February is Black History Month and while I encourage readers to add diversity to their reading list all year long, this is a good month to start!
This week I’d like to high light books by black authors that my kids and I have greatly enjoyed and a few that I’m planning to read aloud to them in the coming months.
Please note: These books may be classified as children’s literature, but every single one is great for adult readers too.
Jesus Power by Tonja Lynae-Gofoe Moyer and illustrated by Piper Adonya is a beautifully realized picture book about about the abilities we have through the Holy Spirit. Uplifting, hopeful, and artistic, this book makes for a great gift.
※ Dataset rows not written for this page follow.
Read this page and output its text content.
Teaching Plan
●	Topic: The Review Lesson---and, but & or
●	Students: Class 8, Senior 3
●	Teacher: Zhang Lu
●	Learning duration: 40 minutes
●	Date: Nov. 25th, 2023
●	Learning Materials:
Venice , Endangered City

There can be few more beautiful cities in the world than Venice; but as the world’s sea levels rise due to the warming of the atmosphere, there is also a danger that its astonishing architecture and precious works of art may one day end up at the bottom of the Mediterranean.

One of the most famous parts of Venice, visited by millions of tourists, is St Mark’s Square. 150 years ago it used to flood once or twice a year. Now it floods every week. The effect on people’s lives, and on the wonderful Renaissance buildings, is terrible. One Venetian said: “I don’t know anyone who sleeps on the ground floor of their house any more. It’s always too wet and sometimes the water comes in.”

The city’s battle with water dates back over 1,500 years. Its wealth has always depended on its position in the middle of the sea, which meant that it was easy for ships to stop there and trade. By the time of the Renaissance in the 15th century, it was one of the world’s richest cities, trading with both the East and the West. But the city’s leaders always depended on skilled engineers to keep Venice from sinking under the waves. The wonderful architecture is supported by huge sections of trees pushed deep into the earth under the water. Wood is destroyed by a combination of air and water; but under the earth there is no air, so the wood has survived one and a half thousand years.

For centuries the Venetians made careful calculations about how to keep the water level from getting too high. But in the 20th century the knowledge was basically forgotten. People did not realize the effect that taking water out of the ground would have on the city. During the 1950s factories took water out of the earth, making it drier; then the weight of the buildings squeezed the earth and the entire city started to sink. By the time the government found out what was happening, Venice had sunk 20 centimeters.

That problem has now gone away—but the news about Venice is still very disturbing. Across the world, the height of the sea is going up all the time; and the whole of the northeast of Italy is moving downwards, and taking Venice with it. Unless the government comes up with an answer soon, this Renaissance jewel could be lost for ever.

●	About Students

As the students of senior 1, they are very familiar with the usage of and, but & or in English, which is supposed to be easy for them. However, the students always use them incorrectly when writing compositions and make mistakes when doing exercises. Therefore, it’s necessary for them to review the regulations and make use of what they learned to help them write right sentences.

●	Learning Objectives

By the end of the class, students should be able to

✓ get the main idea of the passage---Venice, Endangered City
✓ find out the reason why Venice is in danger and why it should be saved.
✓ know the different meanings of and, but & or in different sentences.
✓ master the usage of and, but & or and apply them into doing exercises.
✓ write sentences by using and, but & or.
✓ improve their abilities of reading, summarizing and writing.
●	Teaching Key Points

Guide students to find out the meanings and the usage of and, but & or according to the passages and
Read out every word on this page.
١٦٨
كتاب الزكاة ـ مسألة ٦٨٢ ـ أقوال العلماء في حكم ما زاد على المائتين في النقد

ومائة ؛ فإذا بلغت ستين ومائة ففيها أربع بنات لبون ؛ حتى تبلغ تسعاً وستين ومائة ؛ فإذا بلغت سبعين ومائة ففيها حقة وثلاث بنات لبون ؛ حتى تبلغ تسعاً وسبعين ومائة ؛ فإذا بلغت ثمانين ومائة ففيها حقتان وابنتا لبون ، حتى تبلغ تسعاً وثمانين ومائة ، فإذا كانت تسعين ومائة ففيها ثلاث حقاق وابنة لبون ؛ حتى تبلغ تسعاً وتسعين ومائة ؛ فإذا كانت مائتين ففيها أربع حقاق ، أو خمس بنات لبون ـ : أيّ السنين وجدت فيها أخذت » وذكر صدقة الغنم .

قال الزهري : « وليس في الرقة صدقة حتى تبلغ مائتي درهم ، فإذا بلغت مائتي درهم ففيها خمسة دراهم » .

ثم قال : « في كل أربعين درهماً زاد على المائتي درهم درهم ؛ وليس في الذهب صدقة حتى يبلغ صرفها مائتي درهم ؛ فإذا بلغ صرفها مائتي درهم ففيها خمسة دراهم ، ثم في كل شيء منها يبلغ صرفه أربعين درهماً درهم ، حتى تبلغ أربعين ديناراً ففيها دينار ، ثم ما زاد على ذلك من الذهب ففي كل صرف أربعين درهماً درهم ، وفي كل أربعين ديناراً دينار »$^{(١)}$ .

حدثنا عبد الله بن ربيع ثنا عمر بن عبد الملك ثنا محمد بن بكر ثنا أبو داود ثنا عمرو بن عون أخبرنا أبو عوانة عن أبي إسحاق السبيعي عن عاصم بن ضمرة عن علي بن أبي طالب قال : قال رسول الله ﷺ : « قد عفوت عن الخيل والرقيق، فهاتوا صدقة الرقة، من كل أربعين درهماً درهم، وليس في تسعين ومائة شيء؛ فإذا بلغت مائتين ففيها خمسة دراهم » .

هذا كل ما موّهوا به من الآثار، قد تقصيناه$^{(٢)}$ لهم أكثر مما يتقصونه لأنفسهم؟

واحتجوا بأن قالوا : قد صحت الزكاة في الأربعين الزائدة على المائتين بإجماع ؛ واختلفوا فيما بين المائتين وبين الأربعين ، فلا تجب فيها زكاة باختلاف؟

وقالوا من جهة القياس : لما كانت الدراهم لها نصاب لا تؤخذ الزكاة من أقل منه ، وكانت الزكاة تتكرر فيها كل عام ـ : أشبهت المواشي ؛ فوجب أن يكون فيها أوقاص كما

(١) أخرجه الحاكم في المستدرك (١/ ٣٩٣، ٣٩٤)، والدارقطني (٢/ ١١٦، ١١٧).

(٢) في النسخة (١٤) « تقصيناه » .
I have three words for lovers of middle grade fiction. Christopher. Paul. Curtis. Easily one of my favorite living authors, Curtis gives us some of the most vividly written characters in kids’ lit. Readers don’t even know that they’re getting a history lesson as they read the stories. CPC writes true, tender, and tenacious. My favorite? All of them. You cannot go wrong with Curtis.
You may have read Roll of Thunder, Hear My Cry when you were in school. Let me encourage you to give it another read as an adult. You’ll catch so much that you missed the first time. You’ll remember images that you’d forgotten when you were younger. I plan to introduce this classic to my kids this year. And I know that it will break my heart all over again.
Two summers ago the kids and I read One Crazy Summer. This sister story made us laugh, tear up, and really look into the history of the Civil Rights era. We hope to read the rest of the series this year some time.
I have two boys who are major sports fans so I know that Kwame Alexander’s Crossover Series is a good bet for them. And get this. They’re novels written in poetry. So…I can get my boys into POETRY! I feel like this is a major win. This series is on our list for Spring and Summer.
Recommended by a friend, Piecing Me Together is the kind of book I’m chomping at the bit to read with my kids. It’s about a girl who overcomes, which is a value I like in just about anything I read.
I love a story about how creativity can change the world for the better, and that’s the kind of true story William Kamkwamba shares in his memoir The Boy Who Harnessed the Wind. Great for kids who prefer nonfiction, stories about other cultures, and for families to share. This book will make hope spring in your heart.
Have you read any of these books? Would you add any to my list? I’m always happy to take a good recommendation!